By Andrew C. Loignon
Center for Creative Leadership
Fabio Fonti
NEOMA Business School
Mehdi Bagherzadeh
NEOMA Business School
Andrei Gurca
Queen’s University Belfast
Sirish Shrestha
Center for Creative Leadership
Summary
New research in Academy of Management Discoveries revisits the longstanding “war for talent,” with an eye towards enhancing team effectiveness.
Since the 1990s, leaders have been told that to win the war for talent, they should recruit, select, and retain their star employees at all cost. This “more is better” perspective still dominates today’s organizations.
Rather than indicating that “more is better” when it comes to talent, CCL researchers discovered, based on data from top-flight, professional soccer teams, that adding increasingly more talent to a team provides diminishing returns, which becomes even negative.
Subsequent analyses revealed the value of talent in teams can vary markedly depending on the structural social processes in the teams. By examining the team’s passing networks, the researchers found that it was only when teams adopted a specific structure (i.e., highly and evenly interconnected networks) that more talent was, in fact, better for performance. Other structures tended to still contribute to “diminishing returns” for the teams talent.

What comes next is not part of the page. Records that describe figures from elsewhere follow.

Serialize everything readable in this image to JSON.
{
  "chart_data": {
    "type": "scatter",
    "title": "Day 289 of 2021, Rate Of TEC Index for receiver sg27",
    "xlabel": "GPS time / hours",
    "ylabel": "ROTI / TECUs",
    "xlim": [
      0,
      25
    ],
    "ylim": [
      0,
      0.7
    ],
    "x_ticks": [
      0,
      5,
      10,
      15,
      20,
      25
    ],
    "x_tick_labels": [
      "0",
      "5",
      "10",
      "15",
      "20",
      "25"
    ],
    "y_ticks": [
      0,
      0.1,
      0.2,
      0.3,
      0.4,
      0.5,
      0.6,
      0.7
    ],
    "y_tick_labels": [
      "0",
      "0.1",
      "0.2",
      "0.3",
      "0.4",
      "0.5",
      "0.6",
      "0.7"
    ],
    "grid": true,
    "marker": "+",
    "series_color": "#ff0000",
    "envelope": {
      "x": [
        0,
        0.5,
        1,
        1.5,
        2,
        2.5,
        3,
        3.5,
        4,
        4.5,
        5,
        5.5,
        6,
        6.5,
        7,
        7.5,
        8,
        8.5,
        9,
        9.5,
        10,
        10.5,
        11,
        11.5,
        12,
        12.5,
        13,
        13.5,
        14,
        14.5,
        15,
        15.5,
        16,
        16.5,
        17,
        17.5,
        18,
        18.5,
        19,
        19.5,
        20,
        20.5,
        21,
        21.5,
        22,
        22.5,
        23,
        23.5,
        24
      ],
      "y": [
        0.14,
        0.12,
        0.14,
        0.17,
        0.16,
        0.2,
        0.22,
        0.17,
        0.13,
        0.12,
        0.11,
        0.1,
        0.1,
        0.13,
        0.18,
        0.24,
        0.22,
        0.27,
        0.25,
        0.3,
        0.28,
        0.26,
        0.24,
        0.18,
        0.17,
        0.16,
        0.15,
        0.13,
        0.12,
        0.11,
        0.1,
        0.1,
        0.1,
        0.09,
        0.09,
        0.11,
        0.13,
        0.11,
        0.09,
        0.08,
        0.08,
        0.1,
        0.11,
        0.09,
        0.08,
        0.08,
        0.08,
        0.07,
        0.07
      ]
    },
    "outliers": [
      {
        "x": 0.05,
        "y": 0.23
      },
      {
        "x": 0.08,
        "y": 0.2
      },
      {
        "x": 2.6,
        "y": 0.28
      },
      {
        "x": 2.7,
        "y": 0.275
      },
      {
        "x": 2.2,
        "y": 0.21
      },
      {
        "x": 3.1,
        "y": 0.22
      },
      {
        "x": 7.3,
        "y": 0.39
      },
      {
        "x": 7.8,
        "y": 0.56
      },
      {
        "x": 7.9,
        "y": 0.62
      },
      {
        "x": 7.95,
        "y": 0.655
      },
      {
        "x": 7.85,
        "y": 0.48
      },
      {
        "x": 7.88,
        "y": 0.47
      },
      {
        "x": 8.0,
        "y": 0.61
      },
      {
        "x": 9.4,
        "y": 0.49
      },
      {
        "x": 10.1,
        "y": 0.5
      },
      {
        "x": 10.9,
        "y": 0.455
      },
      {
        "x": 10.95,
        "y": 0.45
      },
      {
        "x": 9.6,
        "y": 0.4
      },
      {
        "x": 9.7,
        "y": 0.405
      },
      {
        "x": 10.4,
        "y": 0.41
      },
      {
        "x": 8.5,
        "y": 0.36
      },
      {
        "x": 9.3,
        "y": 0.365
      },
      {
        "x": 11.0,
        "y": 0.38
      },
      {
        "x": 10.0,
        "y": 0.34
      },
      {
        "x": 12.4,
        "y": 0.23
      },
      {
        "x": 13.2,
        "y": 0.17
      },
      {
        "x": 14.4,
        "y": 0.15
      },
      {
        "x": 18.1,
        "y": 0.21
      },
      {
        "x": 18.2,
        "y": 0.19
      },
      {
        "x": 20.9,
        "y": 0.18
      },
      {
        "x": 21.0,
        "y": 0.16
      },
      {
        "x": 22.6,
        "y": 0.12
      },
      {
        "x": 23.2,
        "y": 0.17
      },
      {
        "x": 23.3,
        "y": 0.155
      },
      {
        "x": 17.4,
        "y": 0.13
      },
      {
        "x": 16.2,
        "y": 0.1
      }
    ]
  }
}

Based on these findings, the authors recommend that leaders should:
- Recognize the risk of diminishing returns when managing teams with an abundance of star talent, especially in interdependent settings.
- Shift their focus from solely human capital concerns to include social processes, like who’s collaborating with whom on specific tasks.
- Design and prioritize tasks to align workflows with available human capital for optimal team performance.
- Proactively align social and human capital early, avoid reactive shifts based initial successes or failures, and continuously monitor configurations for sustained performance.
Citation
Loignon, A., Fonti, F., Bagherzadeh, M., Gurca, A., & Shresta, S. (2025). When More is Less: The Role of Social Capital in Managing Talent in Teams. Academy of Management Discoveries.